ACM tip I hastalarında otonom sinir sistemi tutulumu görülebilmektedir. Hipovolemiye veya intratorasik basınç artışına kardiyovasküler yanıt azalmıştır. Volatil anestezik ajanlar otonom sinir sistemini deprese ettikleri için inhalasyon ajanlarının kullanımı sırasında dikkatli olunmalıdır. Bu nedenle anestezi yönetimi için opioid kullanımı tercih edilebilir.2

Agusti ve ark. sunmuş oldukları vakada 37 yaşında 36 gebelik haftasındaki siringomyeli ve Arnold-Chiari Tip I tanılı hastaya epidural ve subaraknoid anestezinin olabilecek komplikasyonlarına istinaden genel anestezi uygulamışlar. Hastada perioperatif veya postoperatif bir sorun ile karşılaşmamışlar.7 Murayama ve ark. sunmuş oldukları Arnold-Chiari Tip I tanılı vaka da komplikasyonsuz bir şekilde genel anestezinin uygulandığını belirtmişlerdir.8 Chantigian ve ark. yaptıkları 12 ACM Tip I lik küçük seride toplamda 30 bebek doğmuş, doğumların 9 tanesi epidural anestezi ile gerçekleşmiştir. Dokuz vakadan kontinue spinal anestezi ve epidural blok sonrası olmak üzere iki vakada postdural baş ağrısı görülmüş.9 Fevzi ve ark. Yaptığı çalışmada düşük doz bupivakain ile hemodinami etkilenmeksizin yeterli anestezi sağlanmıştır.10 Bunun yanı sıra Nel ve ark. vaka takdiminde 31 yaşında 38 gebelik haftasındaki siringomiyelli Arnold-Chiari Tip I tanılı hastaya aktif nöroljik rahatsızlığı olmadığından epidural anestezi uygalamışlar ve herhangi bir komplikasyonla karşılaşmamışlar.11 Landau ve ark. 31 yaşında atrial septik operasyonu geçirmiş, sonrasında nörolojik semptomları gerileyen siringomiyelli Arnold-Chiari Tip I tanılı 37 gebelik haftasındaki hastada spinal anestezi kullanmışlar ve operasyonu başarı ile tamamlamışlardır.

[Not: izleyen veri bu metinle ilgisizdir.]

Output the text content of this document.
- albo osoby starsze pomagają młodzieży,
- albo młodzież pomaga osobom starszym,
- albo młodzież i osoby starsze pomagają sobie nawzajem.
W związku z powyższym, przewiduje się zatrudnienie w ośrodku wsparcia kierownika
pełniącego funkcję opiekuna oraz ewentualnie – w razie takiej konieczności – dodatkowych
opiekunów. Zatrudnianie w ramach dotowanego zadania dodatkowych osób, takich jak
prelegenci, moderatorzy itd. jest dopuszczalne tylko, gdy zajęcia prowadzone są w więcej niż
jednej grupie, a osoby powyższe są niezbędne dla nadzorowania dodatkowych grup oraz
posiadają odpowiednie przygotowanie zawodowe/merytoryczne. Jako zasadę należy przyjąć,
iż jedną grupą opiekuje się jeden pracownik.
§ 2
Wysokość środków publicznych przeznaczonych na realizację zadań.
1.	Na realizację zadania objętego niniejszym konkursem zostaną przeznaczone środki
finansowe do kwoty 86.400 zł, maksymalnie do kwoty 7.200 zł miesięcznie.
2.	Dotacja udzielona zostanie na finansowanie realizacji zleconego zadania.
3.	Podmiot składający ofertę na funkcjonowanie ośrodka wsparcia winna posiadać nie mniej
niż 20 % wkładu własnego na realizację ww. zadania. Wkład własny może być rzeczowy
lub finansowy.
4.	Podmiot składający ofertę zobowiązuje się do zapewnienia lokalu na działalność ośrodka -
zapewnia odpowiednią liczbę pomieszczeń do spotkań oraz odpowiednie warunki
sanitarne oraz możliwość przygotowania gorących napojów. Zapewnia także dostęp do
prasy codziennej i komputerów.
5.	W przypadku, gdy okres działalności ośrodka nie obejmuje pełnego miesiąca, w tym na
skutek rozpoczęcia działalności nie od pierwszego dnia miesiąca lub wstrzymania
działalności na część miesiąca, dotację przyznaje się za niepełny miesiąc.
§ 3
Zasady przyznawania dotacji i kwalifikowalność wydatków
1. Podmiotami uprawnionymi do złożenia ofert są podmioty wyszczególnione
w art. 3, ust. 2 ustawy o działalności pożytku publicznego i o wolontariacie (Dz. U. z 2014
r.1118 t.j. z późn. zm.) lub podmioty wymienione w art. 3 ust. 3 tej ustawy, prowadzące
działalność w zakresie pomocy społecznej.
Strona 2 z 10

Hastamızda yapılan laboratuar tetkikleri normal sınırlarda iken, göz dibi muayenesinde bilateral papil ödem tespit edilmiştir. Bu nedenle epidural anestezi yerine daha güvenilir olan genel anesteziyi tercih ettik. Operasyon sonunda ve taburculuğuna kadar hastamızda herhangi bir komplikasyonla karşılaşmadık.

Tip I Arnold-Chiari malformasyonlu gebe hastalarda intrakranial basınç artışının klinik bulguları preoperatif değerlendirmede göz önünde bulundurulmalı ve multidisipliner yaklaşım içerisinde olunmalıdır.

KAYNAKLAR

1. Bejjani GK. Definition of the adult Chiari malformation: a brief historical overview. Neurosurg Focus 2001;11(1):1-8.

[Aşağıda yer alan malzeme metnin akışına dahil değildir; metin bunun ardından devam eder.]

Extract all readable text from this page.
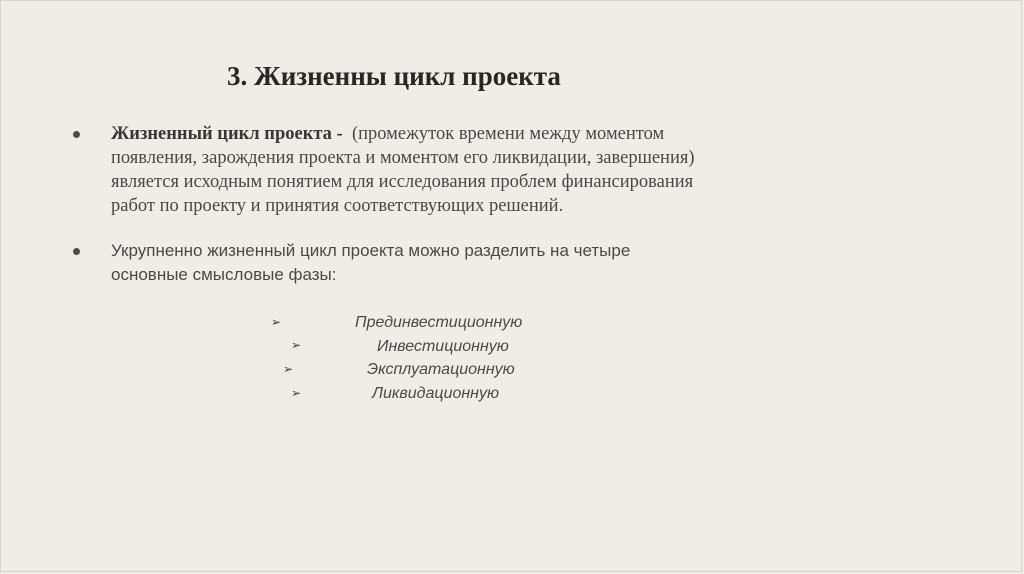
3. Жизненны цикл проекта
Жизненный цикл проекта - (промежуток времени между моментом
появления, зарождения проекта и моментом его ликвидации, завершения)
является исходным понятием для исследования проблем финансирования
работ по проекту и принятия соответствующих решений.
Укрупненно жизненный цикл проекта можно разделить на четыре
основные смысловые фазы:
➢	Прединвестиционную
➢	Инвестиционную
➢	Эксплуатационную
➢	Ликвидационную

2. Chantigian RC, Koehn MA, Ramin KD, Warner MA. Chiari I malformation in parturients. J Clin Anesth 2002; 14(3):201-5.

3. Penney DJ, Smallman JM. Arnold Chiari malformation and pregnancy. Int J Obstet Anesth 2001;10(2):139-41.

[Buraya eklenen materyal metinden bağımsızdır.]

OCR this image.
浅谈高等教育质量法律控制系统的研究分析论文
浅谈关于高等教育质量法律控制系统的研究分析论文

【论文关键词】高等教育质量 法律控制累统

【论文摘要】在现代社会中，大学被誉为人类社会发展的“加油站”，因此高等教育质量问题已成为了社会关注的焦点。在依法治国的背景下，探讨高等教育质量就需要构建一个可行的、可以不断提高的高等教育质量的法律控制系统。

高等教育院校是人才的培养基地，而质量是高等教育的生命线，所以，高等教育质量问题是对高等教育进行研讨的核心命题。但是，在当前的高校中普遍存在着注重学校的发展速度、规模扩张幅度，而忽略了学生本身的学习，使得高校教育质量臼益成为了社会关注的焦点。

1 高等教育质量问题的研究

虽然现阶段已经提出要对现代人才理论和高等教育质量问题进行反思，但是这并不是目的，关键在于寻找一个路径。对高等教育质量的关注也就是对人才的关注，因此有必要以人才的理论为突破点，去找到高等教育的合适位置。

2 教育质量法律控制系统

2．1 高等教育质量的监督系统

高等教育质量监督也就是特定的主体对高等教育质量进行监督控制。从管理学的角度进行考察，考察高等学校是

4. Rewari V, Singh S, Trikha A. Laparoscopic cholecystectomy in a morbidly obese patient with Chiari I malformation and craniocervical anomalies. J Clin Anesth 2008; 20(5):372-5.

5. Elster AD, Chen MY. Chiari I malformation: clinical and radiologic reappraisal. Radiology 1992; 183(2):347-53.

6. Landau R, Giraud R, Delrue V, Kern C. Spinal anesthesia for cesarean delivery in a woman with a surgically corrected type I Arnold Chiari malformation. Anesth Analg 2003;97(1):253-5.

7. Agustí M, Adàlia R, Fernández C, Gomar C. Anaesthesia for caesarean section in a patient with syringomyelia and Arnold-Chiari type I malformation. Int J Obstet Anesth 2004; 13(2):114-6.

8. Murayama K, Mamiya K, Nozaki K et al. Cesarean section in a patient with syringomyelia. Can J Anaesth 2001; 48 (5):474-7.

9. Chantigian RC, Koehn MA, Ramin KD, Warner MA. Chiari I malformation in parturients. J Clin Anesth 2002; 14(3):201-5.

10. Çelik F, Tüfek A, Yıldırım ZB, et al. İleri derece yaşlı hastada mini doz bupivakain ile spinal anestezi. J Clin Exp Invest 2010;1 (3); 214-5.

11. Nel M R, Robson V, Robinson PN. Extradural anaesthesia for caesarean section in a patient with syringomyelia and Chiari type I anomaly. Br J Anaesth 1998; 80(4):512-5.